# Replacing Window Extension Jambs



## TeeRiddle (Oct 21, 2014)

Hi all!

I am getting ready to re-trim a window in my kitchen. Looking at the window closely the extension jambs are a bit rough looking. I was thinking about prying them off and putting up new ones that will look a bit cleaner (plus I'd like to remove the yellowing caulk and re-caulk).

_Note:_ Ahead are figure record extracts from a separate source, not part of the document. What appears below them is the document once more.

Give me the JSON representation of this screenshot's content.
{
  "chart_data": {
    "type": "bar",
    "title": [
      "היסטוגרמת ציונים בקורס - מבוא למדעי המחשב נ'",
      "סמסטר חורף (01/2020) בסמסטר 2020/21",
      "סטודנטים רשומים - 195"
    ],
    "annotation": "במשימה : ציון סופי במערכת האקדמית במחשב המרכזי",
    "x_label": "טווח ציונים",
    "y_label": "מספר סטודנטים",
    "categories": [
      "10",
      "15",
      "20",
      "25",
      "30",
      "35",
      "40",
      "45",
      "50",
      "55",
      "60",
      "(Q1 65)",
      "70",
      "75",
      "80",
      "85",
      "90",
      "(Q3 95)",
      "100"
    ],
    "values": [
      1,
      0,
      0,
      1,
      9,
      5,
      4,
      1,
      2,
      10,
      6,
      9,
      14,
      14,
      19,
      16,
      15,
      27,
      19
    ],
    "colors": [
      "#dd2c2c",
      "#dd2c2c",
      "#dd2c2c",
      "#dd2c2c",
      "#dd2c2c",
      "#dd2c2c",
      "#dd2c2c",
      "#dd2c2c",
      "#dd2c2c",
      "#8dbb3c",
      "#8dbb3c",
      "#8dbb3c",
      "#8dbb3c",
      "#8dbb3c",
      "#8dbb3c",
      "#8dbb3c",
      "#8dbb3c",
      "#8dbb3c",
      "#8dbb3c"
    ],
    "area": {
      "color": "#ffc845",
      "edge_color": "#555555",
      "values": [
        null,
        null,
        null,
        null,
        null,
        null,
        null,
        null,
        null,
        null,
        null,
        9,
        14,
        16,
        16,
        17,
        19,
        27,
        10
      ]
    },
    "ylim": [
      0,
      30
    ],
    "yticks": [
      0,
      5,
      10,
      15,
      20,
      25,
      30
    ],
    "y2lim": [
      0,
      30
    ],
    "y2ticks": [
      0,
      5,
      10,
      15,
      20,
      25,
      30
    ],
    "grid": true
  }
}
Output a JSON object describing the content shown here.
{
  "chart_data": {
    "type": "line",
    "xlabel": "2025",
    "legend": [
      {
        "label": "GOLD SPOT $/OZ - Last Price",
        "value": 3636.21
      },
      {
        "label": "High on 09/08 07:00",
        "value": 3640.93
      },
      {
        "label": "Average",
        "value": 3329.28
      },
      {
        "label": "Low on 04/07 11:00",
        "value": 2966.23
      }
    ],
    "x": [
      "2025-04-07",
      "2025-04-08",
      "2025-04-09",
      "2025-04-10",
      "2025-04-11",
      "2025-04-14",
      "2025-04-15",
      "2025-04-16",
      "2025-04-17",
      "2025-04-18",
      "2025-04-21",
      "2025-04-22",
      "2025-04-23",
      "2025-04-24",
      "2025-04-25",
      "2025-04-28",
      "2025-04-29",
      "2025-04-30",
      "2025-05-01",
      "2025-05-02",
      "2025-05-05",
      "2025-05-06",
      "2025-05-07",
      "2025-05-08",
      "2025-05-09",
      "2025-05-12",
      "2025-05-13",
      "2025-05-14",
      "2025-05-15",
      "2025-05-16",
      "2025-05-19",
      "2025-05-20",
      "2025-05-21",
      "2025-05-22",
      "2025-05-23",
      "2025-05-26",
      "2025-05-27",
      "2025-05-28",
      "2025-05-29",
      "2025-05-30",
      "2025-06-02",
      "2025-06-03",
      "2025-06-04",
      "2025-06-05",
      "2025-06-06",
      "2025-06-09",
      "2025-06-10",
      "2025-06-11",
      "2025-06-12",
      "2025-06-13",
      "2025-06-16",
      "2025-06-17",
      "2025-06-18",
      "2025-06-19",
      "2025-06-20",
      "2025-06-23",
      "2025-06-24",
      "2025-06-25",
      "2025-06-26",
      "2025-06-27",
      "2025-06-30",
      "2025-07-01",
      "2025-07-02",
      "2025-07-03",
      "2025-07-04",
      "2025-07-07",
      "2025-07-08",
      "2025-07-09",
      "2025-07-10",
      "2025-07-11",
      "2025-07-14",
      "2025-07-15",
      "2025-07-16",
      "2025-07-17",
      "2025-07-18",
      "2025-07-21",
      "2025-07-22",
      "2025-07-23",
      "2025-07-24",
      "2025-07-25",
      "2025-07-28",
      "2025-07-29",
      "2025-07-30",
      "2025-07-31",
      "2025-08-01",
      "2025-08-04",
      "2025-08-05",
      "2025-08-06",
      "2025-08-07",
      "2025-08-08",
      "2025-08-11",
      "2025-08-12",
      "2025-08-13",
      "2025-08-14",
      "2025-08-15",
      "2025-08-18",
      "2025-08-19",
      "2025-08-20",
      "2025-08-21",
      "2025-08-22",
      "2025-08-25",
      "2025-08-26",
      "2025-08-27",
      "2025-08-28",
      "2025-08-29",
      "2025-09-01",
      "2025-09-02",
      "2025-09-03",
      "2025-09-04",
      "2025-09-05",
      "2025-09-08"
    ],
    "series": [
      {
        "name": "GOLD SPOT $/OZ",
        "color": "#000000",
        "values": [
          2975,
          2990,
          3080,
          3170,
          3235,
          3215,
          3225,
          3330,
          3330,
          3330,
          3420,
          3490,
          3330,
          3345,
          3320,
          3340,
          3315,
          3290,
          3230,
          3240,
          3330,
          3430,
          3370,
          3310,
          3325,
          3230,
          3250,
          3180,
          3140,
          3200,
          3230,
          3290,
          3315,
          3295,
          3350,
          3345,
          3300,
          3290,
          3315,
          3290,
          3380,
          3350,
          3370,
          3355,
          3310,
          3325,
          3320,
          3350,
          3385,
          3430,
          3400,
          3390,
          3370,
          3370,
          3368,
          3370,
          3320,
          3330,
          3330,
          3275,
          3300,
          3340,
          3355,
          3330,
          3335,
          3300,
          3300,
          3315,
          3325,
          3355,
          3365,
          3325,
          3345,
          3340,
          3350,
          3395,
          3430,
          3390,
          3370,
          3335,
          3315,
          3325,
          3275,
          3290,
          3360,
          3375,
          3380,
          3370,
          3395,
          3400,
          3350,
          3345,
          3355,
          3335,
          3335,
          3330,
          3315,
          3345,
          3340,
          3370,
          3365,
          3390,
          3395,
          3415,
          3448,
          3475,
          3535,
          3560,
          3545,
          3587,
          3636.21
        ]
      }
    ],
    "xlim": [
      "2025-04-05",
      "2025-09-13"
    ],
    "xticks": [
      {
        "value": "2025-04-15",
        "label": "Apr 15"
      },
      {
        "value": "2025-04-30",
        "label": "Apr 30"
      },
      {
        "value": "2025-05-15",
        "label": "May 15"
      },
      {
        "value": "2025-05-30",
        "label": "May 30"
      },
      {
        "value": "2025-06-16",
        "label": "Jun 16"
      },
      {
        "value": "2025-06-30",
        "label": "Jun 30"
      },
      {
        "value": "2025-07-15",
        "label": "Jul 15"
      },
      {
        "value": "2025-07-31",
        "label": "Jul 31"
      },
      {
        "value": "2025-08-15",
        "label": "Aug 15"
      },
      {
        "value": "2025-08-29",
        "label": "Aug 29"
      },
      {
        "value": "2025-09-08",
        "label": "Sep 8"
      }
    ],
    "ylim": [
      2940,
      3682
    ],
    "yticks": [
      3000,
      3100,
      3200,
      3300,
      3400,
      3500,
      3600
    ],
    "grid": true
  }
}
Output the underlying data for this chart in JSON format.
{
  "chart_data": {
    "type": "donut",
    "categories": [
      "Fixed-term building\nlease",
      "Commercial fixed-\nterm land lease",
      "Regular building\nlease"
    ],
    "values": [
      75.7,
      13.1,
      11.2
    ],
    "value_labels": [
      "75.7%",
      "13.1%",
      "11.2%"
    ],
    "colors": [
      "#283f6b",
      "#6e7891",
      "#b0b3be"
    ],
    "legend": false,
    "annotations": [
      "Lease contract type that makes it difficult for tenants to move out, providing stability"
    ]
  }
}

What is the best way to remove the extension jambs without damaging the window? How difficult are these usually to remove? Should I just leave them, remove the caulk, sand them and re-paint?

Thanks!


----------



## mako1 (Jan 7, 2014)

Form your picture those do not look like extension jambs but the inside of the regular window jamb.
Those ar probably replacement windows in old jambs but hard to tell for sure.
Clean the old caulk up ,paint and recaulk as good as you can would be your best bet without spending a lot of money.


----------



## joecaption (Nov 30, 2011)

Jambs should extend out and be even with the sheetrock.


----------



## TeeRiddle (Oct 21, 2014)

Thanks mako1, that's what I'll do.

joecaption, these jambs are flush with the sheetrock, but I am not sure if these were extensions or if part of the old jamb. It's hard to tell whether the window sits inside it or butts up to it. Not the greatest picture, sorry.

Thanks!


----------



## Windows on Wash (Aug 30, 2011)

+1

No extensions jambs there. Clean up and caulk it and you could put the trim back on and just finish that gap with some shoe moulding.


----------



## HomeSealed (Jan 3, 2008)

Another +1. That's just the original frame. Whatever trim/casing you put over the front of that should cover most of the face of it. You could even do a zero reveal if you want. On the return side, clean, caulk and paint, then add some new stops if you want. Definitely not extension jambs though either way.


----------